The Telegraph28 , Saturday, January 01, 2011
Correspondent : G.S. MUDUR
New Delhi, Jan. 27: Some Himalayan glaciers are melting, but others are stable and even growing, German scientists have said in a study that vindicates Indian glaciologists who had trashed predictions that most Himalayan glaciers would disappear by 2035.

The study, which used satellite images to analyse 286 Himalayan glaciers from 2000 to 2008, has found some glaciers losing ice, or retreating up to 80 metres a year, while others are accumulating snow at up to 40 metres per year.

Although retreating glaciers dominate, the retreat rates vary significantly, the researchers said, reporting their findings in the journal Nature Geoscience. More than half of the glaciers in the Karakoram are stable or advancing at about 8 metres per year while heavy rocky debris covers in the south central Himalayas as well as the Hindu Kush appear to be shielding the glaciers from melting.

“We see some dramatic differences in the response of the Himalayan glaciers to climate change,” said Dirk Scherler, a geologist at the University of Potsdam, and the first author of the study. “We find that debris covers can influence the melt rate of glacier.”

Rocky debris can change the amount of sunlight and heat delivered to the ice within the glacier. But most previous attempts to study impacts of climate change on glacial retreat have “largely ignored” the role of debris cover, Scherler told The Telegraph.

Scientists believe the thicker the debris cover, the greater the level of protection from melting. A thin layer of rocky debris — less than 2cm — increases the amount of sunlight absorbed and transmitted to the glacial ice. But a debris layer considerably thicker than 2cm is unable to transmit the absorbed heat to the glacial ice and thus serves as a shield against sunlight-driven melting.

Scherler and his colleagues found that in all regions except Karakoram, more than 65 per cent of the glaciers were retreating — the highest concentration of retreating glaciers was in the western and north central Himalayas with low debris covers. In the Hindu Kush and the central Himalayan region, with high levels of rocky debris covers, the glaciers are retreating at slower speeds.

In Karakoram, 58 per cent of the glaciers were stable or advancing at about 8 metres per year. Scherler said the accumulation of ice by the Karakoram glaciers is possibly because of more snowfall or greater cloudiness which can influence ice levels in the glaciers.

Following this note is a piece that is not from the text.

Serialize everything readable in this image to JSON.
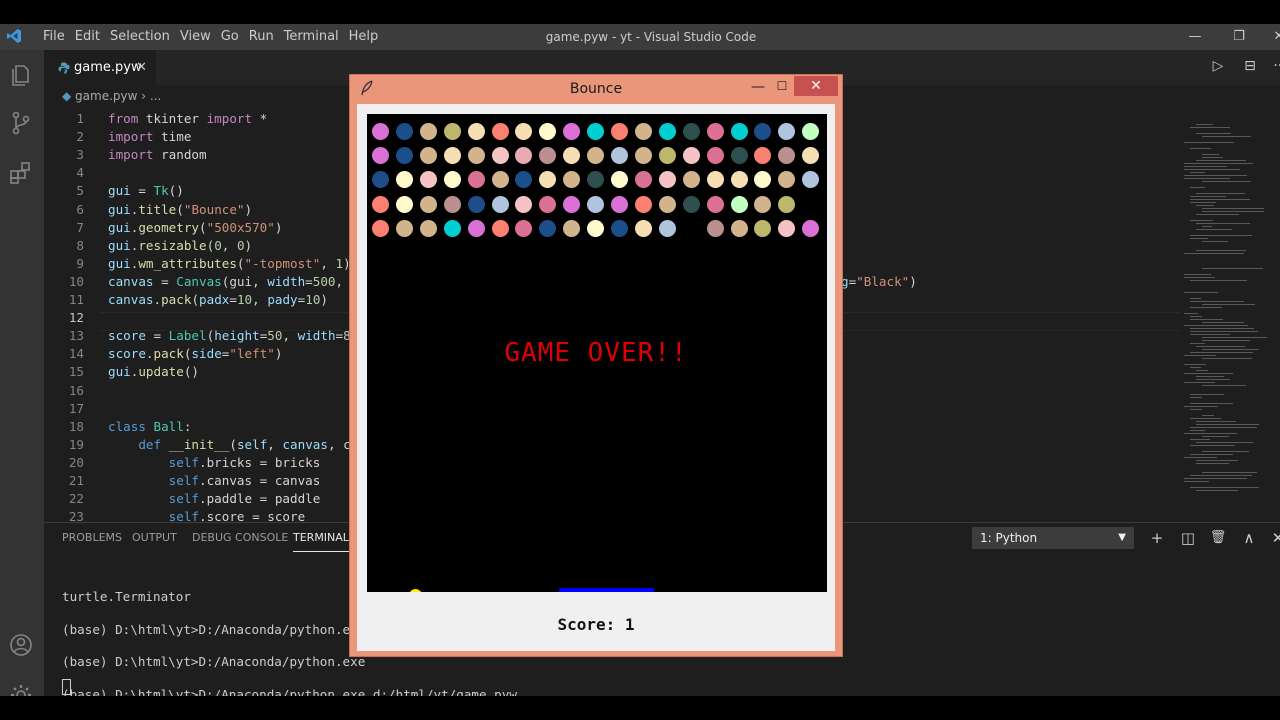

“These results highlight the importance of local factors in glacial response,” said Rajinder Ganjoo, director of the Institute of Himalayan Geology at the University of Jammu. “We’ve been arguing exactly this for more than two years.”

Ganjoo was among Indian glaciologists who questioned in 2009 a prediction by the Intergovernmental Panel on Climate Change (IPCC) — the UN climate change agency — that most Himalayan glaciers would disappear by 2035. India’s environment ministry had published their observations in a discussion paper that triggered a controversy that eventually led to the IPCC conceding that it had no evidence to support the prediction.

The German study has found greater debris in the rugged central Himalayas than in the relatively subdued landscapes of the Tibetan plateau, indicating that local topography can influence the response of glaciers to climate change.